2. Eiser stelt dat de termijnoverschrijding niet aan hem te wijten is. Het beroep is ingesteld zodra hem bekend werd dat het terugkeerbesluit was genomen. Dit is buiten de termijn gebeurd omdat eiser direct na de oplegging van het terugkeerbesluit in bewaring is gesteld en hij vier weken verstoken is gebleven van rechtsbijstand. Hierom had eiser wel verzocht. De rechtbank Den Haag, locatie Utrecht, heeft bij uitspraak van 24 december 2019 geoordeeld dat de bewaring om deze reden onrechtmatig was.
3. De rechtbank ziet hierin geen reden om de termijnoverschrijding verschoonbaar te achten. Uit het terugkeerbesluit blijkt dat een afschrift van het besluit onmiddellijk aan eiser is uitgereikt. Dit besluit vermeldt dat binnen vier weken beroep tegen het besluit
kan worden ingesteld. Uit het gehoor voorafgaand aan het terugkeerbesluit blijkt verder dat het gehoor in het Nederlands heeft plaatsgevonden omdat eiser, die overigens stelt in Duitsland te zijn geboren en de Duitse nationaliteit te bezitten, de Nederlandse taal voldoende beheerst. Eiser moet dan ook worden geacht de beroepstermijn te hebben begrepen en daarvan op de hoogte te zijn geweest. Hij had dus beroep tegen het terugkeerbesluit kunnen instellen. Dat dit volgens eiser niet mogelijk was omdat hij in bewaring zat zonder toegang tot een advocaat volgt de rechtbank niet. Beroep tegen een terugkeerbesluit kan immers zonder advocaat worden ingesteld, ook gedurende vreemdelingenbewaring. Verder maakt het feit dat bij uitspraak van 24 december 2019 is geoordeeld dat de bewaring vanwege het achterwege laten van rechtsbijstand onrechtmatig is geweest, het voor de voorliggende procedure over het terugkeerbesluit niet anders. Artikel 100 van de Vreemdelingenwet bepaalt dat op verzoek van de vreemdeling aan hem een raadsman wordt toegevoegd op het moment dat hij in verband met bewaring van zijn vrijheid ontnomen is.
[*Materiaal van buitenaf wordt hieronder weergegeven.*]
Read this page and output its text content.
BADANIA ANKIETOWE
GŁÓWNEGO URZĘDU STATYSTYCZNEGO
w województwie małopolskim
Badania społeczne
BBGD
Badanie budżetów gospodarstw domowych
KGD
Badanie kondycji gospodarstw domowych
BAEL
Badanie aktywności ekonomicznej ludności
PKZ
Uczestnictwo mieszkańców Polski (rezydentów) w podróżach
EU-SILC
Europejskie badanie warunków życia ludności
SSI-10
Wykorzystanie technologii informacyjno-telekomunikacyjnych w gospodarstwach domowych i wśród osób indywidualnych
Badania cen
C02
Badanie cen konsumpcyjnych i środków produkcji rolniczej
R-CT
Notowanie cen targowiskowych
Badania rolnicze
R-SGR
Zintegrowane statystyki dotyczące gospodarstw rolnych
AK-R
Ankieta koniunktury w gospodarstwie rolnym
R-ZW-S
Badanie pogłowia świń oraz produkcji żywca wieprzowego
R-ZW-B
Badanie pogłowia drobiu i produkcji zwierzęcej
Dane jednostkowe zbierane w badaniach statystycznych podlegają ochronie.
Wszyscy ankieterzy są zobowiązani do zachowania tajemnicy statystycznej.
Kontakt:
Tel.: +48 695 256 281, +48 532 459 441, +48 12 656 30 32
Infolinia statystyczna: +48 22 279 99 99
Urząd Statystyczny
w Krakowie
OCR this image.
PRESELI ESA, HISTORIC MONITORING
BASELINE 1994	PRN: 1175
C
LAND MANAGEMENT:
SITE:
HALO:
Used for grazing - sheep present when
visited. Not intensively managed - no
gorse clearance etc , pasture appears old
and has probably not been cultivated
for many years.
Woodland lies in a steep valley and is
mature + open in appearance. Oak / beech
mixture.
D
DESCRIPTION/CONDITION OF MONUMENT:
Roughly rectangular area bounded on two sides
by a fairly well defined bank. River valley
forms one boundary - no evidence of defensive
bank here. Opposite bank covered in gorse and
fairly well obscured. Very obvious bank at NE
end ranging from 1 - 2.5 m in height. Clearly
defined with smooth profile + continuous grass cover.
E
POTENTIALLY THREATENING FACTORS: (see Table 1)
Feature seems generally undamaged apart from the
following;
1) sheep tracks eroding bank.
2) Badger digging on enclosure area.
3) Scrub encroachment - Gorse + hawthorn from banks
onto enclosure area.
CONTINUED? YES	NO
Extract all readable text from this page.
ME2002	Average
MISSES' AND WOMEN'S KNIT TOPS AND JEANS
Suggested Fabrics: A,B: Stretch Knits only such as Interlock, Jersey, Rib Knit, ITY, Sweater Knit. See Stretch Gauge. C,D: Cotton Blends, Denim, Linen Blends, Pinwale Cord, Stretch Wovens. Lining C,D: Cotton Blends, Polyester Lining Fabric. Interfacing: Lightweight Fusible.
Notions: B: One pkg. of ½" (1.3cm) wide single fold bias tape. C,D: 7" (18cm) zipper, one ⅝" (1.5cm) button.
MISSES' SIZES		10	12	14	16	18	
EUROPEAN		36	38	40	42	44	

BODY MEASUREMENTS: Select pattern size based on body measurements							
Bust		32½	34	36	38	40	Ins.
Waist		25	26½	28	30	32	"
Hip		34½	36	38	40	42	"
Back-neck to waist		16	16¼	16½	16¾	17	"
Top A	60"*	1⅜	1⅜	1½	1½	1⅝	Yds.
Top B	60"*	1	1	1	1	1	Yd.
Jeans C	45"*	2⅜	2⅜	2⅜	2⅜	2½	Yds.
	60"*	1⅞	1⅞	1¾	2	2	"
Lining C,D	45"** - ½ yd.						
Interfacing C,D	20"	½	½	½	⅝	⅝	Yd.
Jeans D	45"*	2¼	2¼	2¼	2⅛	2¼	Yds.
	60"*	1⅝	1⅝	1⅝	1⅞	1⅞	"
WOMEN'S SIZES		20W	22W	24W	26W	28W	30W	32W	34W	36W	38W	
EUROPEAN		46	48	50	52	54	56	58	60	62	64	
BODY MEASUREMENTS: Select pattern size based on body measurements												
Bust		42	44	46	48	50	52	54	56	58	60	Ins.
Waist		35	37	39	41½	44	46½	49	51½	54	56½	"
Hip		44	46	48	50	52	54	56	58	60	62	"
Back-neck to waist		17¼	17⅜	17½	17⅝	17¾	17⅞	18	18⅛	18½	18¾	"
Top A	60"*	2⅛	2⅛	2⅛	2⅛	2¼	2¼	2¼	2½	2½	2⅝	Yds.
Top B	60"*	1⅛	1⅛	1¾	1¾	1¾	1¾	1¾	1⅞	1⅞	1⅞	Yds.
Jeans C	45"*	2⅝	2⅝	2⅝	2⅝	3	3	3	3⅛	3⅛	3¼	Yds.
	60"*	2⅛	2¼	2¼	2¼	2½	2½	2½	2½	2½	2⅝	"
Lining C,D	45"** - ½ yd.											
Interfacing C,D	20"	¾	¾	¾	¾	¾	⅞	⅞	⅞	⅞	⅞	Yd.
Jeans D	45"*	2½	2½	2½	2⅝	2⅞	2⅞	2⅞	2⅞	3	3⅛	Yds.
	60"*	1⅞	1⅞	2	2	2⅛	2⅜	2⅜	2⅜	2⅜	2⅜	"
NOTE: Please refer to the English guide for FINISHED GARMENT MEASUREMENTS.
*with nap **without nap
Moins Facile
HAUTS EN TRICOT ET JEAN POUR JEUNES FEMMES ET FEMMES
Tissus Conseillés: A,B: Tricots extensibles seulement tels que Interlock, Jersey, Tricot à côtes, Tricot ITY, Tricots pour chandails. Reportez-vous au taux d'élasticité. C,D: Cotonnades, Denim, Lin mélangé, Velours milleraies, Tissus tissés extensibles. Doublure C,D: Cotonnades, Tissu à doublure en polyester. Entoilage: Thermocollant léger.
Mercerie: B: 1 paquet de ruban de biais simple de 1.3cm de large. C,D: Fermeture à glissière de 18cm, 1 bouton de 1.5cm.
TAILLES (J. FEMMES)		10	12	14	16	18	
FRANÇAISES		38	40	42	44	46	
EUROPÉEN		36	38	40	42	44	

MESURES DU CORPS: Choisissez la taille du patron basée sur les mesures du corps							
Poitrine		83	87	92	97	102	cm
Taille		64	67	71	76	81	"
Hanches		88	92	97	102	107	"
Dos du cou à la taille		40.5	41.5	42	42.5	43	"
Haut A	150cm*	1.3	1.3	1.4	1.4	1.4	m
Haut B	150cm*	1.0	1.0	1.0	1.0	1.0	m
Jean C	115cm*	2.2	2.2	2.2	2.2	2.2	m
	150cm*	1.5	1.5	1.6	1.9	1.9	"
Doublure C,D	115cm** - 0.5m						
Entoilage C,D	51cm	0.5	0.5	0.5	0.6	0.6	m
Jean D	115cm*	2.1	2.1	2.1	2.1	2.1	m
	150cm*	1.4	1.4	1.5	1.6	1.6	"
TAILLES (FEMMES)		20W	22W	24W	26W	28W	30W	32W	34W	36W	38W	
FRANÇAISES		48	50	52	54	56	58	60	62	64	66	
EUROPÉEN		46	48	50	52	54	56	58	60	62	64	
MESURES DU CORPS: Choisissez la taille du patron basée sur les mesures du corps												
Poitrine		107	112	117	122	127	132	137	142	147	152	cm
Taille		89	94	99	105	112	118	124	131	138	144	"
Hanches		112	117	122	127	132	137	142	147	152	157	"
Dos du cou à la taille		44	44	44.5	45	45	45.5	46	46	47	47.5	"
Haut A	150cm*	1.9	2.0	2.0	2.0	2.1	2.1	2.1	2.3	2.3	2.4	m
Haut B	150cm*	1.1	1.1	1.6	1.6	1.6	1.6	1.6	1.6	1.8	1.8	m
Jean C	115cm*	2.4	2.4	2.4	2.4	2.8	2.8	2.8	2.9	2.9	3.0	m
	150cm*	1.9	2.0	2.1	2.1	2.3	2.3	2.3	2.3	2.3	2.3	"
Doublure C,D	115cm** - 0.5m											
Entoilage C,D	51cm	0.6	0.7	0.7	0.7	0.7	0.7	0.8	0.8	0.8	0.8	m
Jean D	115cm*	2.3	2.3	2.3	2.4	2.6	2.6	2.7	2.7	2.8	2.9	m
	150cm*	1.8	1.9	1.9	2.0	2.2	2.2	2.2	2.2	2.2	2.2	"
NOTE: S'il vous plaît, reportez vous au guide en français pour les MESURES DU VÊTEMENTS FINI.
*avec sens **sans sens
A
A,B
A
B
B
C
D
Op deze manier is gewaarborgd dat eiser zo snel mogelijk tegen deze vrijheidsontnemende maatregel kan opkomen. Hiermee wordt echter een ander belang gediend dan het belang van eiser om beroep tegen een terugkeerbesluit in te stellen.
5. Gelet op het voorgaande is het beroep van eiser niet-ontvankelijk. Aan beoordeling van de overige beroepsgronden kan de rechtbank niet toekomen. Voor een proceskostenveroordeling bestaat geen aanleiding.

Beslissing

De rechtbank verklaart het beroep niet-ontvankelijk.
Deze uitspraak is gedaan door mr. M.P. Glerum, rechter, in aanwezigheid van mr. L. Ruizendaal-van der veen, griffier.
Als gevolg van maatregelen rondom het coronavirus is deze uitspraak niet uitgesproken op een openbare uitsprakenzitting. Zodra het openbaar uitspreken weer mogelijk is, wordt deze uitspraak, voor zover nodig, alsnog in het openbaar uitgesproken.
De uitspraak is gedaan op:
04 september 2020

Documentcode: DSR12621523

Rechtsmiddel

Tegen deze uitspraak kan hoger beroep worden ingesteld bij de Afdeling bestuursrechtspraak van de Raad van State binnen vier weken na de dag van bekendmaking.